SALLIES, ROMPS, PORTRAITS, AND SEND-OFFS

Selected Prose, 2000-2016

by August Kleinzahler

Pub Date: May 9th, 2017
ISBN: 978-0-374-28209-7
Publisher: Farrar, Straus and Giroux

A noted poet opines on other writers.

In this collection, award-winning poet Kleinzahler (The Hotel Oneira, 2013, etc.) gathers reviews, essays, and remembrances. He doesn’t suffer fools gladly, and a few of these biting and sharp sallies take their subjects and reputations to task.
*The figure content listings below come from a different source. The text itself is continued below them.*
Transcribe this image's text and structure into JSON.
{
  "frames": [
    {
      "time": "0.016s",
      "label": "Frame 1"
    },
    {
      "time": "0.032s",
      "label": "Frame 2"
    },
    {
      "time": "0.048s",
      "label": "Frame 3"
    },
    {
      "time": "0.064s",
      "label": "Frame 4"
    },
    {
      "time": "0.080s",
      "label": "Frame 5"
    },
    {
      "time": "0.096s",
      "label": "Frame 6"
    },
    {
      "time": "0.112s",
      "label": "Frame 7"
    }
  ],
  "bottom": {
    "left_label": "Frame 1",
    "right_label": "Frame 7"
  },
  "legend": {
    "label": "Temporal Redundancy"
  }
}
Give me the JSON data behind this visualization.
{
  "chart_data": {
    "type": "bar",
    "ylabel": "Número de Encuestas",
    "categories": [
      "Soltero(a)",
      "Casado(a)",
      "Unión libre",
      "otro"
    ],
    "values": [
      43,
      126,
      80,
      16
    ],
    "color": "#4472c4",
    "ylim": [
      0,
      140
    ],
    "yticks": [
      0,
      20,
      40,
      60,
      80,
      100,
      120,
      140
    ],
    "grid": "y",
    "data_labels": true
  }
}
He admires Robert Lowell’s “enormous gift,” but his prestige is “much diminished” and his influence “has been baneful.” E.e. cummings is the “sort of poet one loves at the age of seventeen and finds unbearably mawkish and vacuous as an adult.” Richard Brautigan had a “lightness of touch [and] gorgeous timing," but “he wasn’t really very good….[I]t is pretty thin stuff: precious, self-indulgent fluff.” Kleinzahler can zero in on a work or writer like an eagle diving after its prey and snatch. The “clotted syntax” of John Berryman’s “much admired and little read” Homage to Mistress Bradstreet won’t let the piece breathe: “One feels the strain in its assemblage.” Kleinzahler likes to rescue lesser-known writers from obscurity. Lucia Berlin’s stories are of “a very high order and not always easy to take,” and the author also resuscitates poets Christopher Middleton, Roy Fisher, and Lorine Niedecke, “one of the most important and original poets of this past century. Kleinzahler much admires the poet Louis Zukofsky, a fine translator and author of the puzzling book-long poem “A,” which is “an unholy mess, an extraordinarily complex, often brilliant and heroic mess, but a mess.” There are affectionate portraits of two poets who influenced the author greatly: Thom Gunn, “one of the most important poets in the English language,” and the “shockingly neglected” Basil Bunting. Others discussed include Allen Ginsberg, James Schuyler, Leonard Michaels, and James Merrill. Kleinzahler also tosses in some personal pieces about music (and having too many CDs) and two hometowns, San Francisco and Fort Lee, New Jersey.

Tasty literary assessments served with a dollop of gossip.